Мой дорогой Джолион,
Вы будете удивлены, узнав, что я так близко от Вас.
В Париже стало невыносимо, и я приехала сюда, чтобы быть поближе к Вашим советам. Я буду так рада снова увидеться с Вами. С тех пор как Вы уехали из Парижа, у меня, кажется, ни разу не было случая по-настоящему поговорить с кем-нибудь. Все ли у вас благополучно и как Ваш мальчик? Сейчас, кажется, ни одна душа не знает, что я здесь.
Всегда Ваш друг Ирэн".
Ирэн в трех милях от него! И опять спасается бегством! Он стоял, и губы у него расплывались в какую-то очень загадочную улыбку. Это больше того, на что он смел надеяться!

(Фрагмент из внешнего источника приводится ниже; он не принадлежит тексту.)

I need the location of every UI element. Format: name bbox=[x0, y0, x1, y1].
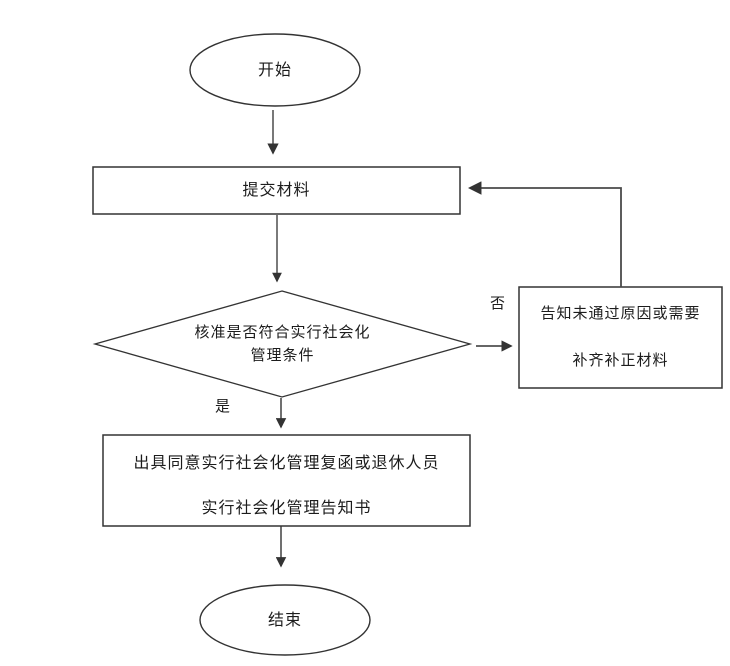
issue-node-label-line1: 出具同意实行社会化管理复函或退休人员 bbox=[133, 455, 440, 472]
start-node-label: 开始 bbox=[257, 62, 292, 79]
submit-node-rect bbox=[92, 166, 461, 215]
yes-branch-label: 是 bbox=[214, 399, 231, 415]
submit-node-label: 提交材料 bbox=[242, 182, 311, 199]
end-node-label: 结束 bbox=[267, 612, 302, 629]
arrow-notify-to-submit-feedback bbox=[467, 181, 622, 287]
notify-node-label-line2: 补齐补正材料 bbox=[572, 353, 669, 369]
start-node-ellipse bbox=[189, 33, 361, 107]
end-node-ellipse bbox=[199, 584, 371, 656]
notify-node-label-line1: 告知未通过原因或需要 bbox=[540, 306, 701, 322]
notify-node-rect bbox=[518, 286, 723, 389]
issue-node-label-line2: 实行社会化管理告知书 bbox=[201, 500, 372, 517]
no-branch-label: 否 bbox=[489, 296, 506, 312]
decision-node-label-line1: 核准是否符合实行社会化 bbox=[194, 325, 371, 341]
decision-node-diamond bbox=[92, 290, 473, 398]
decision-node-label-line2: 管理条件 bbox=[250, 348, 315, 364]
issue-node-rect bbox=[102, 434, 471, 527]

Около полудня он вышел и пошел пешком через Ричмонд-парк и дорогой думал: "Ричмонд-парк! Честное слово, он так подходит нам, Форсайтам!" Не то чтобы, Форсайты здесь жили - здесь никто не жил, кроме членов королевской фамилии, лесничих и ланей, - но в Ричмонд-парке природе разрешено проявляться до известных пределов, не далее, и она изо всех сил старается быть естественной и словно говорит: "Полюбуйся на мои инстинкты, это почти страсти - того и гляди вырвутся наружу, но, разумеется, не совсем! Истинная ценность обладания - это владеть собой". Да, Ричмонд-парк, несомненно, владел собой даже в этот сияющий июньский день со звонкими голосами кукушек, внезапно раздававшимися то там, то тут среди листвы, и лесных голубей, возвещавших разгар лета.